Frasier began writing in the early 1980s. Her first manuscript, Amazon Lily, was rejected by multiple agents and publishers because they believed that her hero was unlikable. The novel finally sold and went on to win the Romantic Times Best Romantic Adventure Writer Award, but Frasier continued to encounter editors who disliked her characters. In Frasier's words, her characters are "imperfect people who had problems, who didn't always make the right choices, but in the end triumphed." The characters have real, interesting problems, including a hero with agoraphobia and a heroine with an eating disorder.
Her work has been popular with readers and fellow romance writers, however, and in 1999 she was awarded a Romance Writers of America RITA Award for Best Romantic Suspense for her novel Cool Shade. She has also been awarded the Daphne du Maurier award for romantic suspense, and she has been awarded Romantic Times Career Achievement Award and been nominated for a Romantic Times Reviewer's Choice Award for Long Night Moon.
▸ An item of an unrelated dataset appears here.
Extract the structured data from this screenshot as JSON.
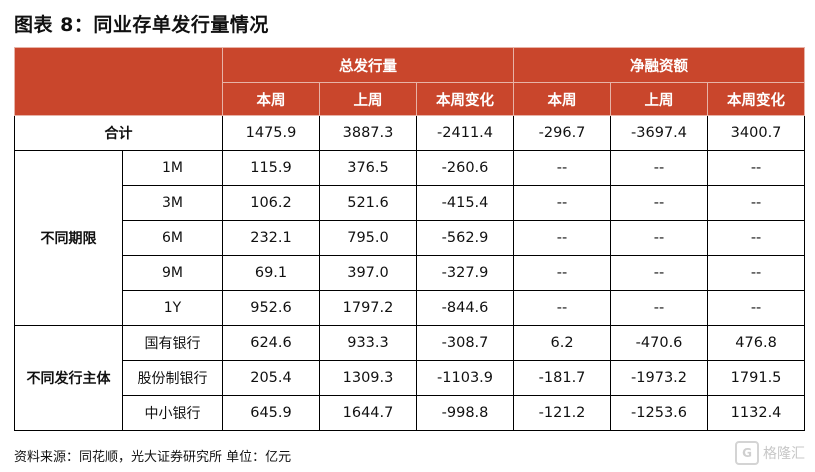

During her years of writing romance novels, Frasier's editors often asked her "to remove the blood and bodies" from her plots. She decided that instead it would be easier for her to remove the romance and focus more completely on the mystery of the story. After several years, she found a publisher willing to allow her to move her writing into this new direction. Although she has now stopped releasing new romance novels, her thrillers do contain elements of romance.